Singaporeans have been asking the PAP businessmen to release the full reports of the GIC and Temasek Holdings, so that we can see for ourselves what the PAP businessmen are taking our CPF to use.
The PAP kept saying that the government does not interfere in the GIC and the GIC claims that it does not know if it uses Singaporeans’ CPF to invest. However, the PAP ministers, ex-ministers and members of parliament are also the GIC’s board of directors, as such it is impossible that the PAP businessmen do not meddle in the GIC and the GIC cannot feign ignorance about not knowing that it uses Singaporeans’ CPF. The PAP businessmen have still not dealt with this clear conflict of interest and continued to pretend that this issue does not exist.
Finally, the PAP businessmen still has not answered how they have kept changing the CPF system to suit their own needs and why they stopped telling Singaporeans how our CPF is being invested by them, until forced to do so after they sued me last year. I have also exposed how the PAP has kept changing the information on the government websites after I managed to trace information on these websites on how our CPF was really invested in the GIC and Temasek Holdings.
Should we allow businessmen from the PAP to meddle in our national affairs and take Singaporeans’ CPF monies to use as if it is their own money? Should we let businessmen take control over our money while not explaining to Singaporeans how they have siphoned it away to use?
The PAP Businessmen will Never Help Singaporeans, It is Time to Help Ourselves
You know, you really have to ask yourself if the PAP wants to help you at all.
It is really easy to increase the CPF if a sincere and responsible government truly wants to – implement a minimum wage and increase wages, return and increase the CPF interest rates and reduce housing prices, so that all in, our CPF will grow.
Why did the government not want to do this – and not even do a single one of these solutions?
Instead, why have the PAP businessmen choose to come out with recommendations that are so complicated to confuse Singaporeans? It is clear that the PAP simply does not want Singaporeans’ CPF to grow, isn’t it? And all they are hoping to do is that by making the CPF even more complicated and by giving the illusion that you might be able to get more from your CPF, that they can trick you to believe that they are trying to “enhance” the CPF, by actually doing nothing.
The PAP businessmen want to continue to earn money off your CPF. Your CPF is cheap money for them.
Well, question is, will you let the PAP businessmen trick you again? Will you let them pull wool over your eyes yet again?
It is clear that the PAP businessmen do not want to help Singaporeans. The PAP businessmen do not want to increase the CPF and they do not want to protect Singaporeans. The PAP businessmen are only interested to continue to confuse Singaporeans further, so that they can make off with Singaporeans’ money to earn for themselves.
Question now is, will you let the PAP businessmen get away with this?

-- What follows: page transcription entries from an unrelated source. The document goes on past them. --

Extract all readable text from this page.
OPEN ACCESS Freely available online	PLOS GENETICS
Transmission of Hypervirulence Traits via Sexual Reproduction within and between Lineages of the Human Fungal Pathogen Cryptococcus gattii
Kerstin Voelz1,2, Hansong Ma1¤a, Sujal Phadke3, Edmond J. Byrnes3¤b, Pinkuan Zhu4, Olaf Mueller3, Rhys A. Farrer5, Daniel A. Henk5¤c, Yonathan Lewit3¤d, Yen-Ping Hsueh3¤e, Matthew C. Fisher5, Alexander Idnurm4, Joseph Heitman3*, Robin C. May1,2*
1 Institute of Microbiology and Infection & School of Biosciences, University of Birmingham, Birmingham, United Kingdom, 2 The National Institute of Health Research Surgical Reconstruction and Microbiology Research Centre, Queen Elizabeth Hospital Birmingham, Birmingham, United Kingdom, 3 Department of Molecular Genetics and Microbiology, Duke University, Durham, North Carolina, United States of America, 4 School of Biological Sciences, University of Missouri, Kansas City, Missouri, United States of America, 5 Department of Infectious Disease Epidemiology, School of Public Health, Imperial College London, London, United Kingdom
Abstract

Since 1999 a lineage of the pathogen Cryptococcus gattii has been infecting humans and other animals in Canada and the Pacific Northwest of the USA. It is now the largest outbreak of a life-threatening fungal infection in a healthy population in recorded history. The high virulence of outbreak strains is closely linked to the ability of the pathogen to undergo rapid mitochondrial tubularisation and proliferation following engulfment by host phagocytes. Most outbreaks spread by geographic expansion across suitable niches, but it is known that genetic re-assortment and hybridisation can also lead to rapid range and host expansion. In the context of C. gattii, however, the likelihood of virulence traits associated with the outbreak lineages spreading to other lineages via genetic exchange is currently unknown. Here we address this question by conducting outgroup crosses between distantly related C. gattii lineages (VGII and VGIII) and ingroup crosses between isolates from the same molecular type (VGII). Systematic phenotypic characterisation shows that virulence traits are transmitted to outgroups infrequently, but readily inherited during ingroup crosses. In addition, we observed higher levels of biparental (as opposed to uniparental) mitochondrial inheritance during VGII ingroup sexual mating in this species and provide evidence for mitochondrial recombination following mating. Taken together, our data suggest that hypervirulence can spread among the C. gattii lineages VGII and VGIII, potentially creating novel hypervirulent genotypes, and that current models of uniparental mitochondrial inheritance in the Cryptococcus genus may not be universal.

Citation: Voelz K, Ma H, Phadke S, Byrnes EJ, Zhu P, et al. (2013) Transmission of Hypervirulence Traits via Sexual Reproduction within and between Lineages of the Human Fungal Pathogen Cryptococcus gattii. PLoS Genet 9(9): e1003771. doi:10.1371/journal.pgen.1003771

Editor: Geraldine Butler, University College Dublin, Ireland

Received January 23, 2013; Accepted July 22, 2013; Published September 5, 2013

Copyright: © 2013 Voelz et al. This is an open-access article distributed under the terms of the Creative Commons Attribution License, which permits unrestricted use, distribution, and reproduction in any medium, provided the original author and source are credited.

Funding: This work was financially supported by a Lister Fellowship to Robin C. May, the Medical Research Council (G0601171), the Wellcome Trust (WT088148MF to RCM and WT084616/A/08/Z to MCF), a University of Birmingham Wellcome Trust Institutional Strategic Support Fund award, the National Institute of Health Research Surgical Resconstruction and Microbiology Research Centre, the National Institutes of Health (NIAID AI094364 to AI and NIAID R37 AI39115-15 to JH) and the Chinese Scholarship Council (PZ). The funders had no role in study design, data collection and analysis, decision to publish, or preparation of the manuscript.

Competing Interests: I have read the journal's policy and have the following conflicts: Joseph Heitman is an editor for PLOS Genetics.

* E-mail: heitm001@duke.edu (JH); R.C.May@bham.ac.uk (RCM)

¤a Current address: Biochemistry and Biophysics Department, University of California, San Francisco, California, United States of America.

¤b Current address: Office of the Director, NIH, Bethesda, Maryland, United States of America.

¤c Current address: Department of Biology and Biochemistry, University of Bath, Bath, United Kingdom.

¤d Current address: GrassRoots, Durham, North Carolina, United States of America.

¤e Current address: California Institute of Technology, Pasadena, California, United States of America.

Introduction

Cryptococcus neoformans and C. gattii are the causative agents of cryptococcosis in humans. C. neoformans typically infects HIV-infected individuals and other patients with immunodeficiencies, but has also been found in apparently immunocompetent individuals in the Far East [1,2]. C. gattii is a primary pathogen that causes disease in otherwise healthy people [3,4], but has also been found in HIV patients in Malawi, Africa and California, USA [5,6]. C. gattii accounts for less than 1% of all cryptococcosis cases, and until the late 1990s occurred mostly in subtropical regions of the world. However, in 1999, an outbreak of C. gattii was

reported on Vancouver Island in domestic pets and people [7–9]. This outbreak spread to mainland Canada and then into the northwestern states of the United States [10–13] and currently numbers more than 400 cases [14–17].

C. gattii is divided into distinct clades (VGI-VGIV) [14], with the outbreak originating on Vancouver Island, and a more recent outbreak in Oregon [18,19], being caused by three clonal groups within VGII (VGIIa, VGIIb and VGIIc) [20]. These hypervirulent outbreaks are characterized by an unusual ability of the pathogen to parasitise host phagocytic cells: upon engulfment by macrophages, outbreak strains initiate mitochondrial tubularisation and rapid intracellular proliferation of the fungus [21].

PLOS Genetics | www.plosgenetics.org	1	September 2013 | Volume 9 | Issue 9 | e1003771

The PAP businessmen have hijacked government to allow themselves to make use of your labour to let themselves get rich, by letting you remain poor and have such squeezed lives. Will you continue to let them?
Or will you do what is right to protect yourself? You gave them a chance to fix the CPF but they have not done so. Instead, they tried to trick you to make you believe that they want to help.
But they only want to continue making money off you.
Well, it’s up to you now. I have never voted for the PAP and I am now even more determined to vote them out of government. I am also pretty sure that more than 50% of Singaporeans, or even 60% of Singaporeans today are very angry with the PAP, if you chart the trends.
Then, let’s make the next general election worth our while. Let’s vote the PAP out and bring in a new government, so that Singaporeans can once again be protected.
It’s all in your hands now. Protect our children. Protect our future.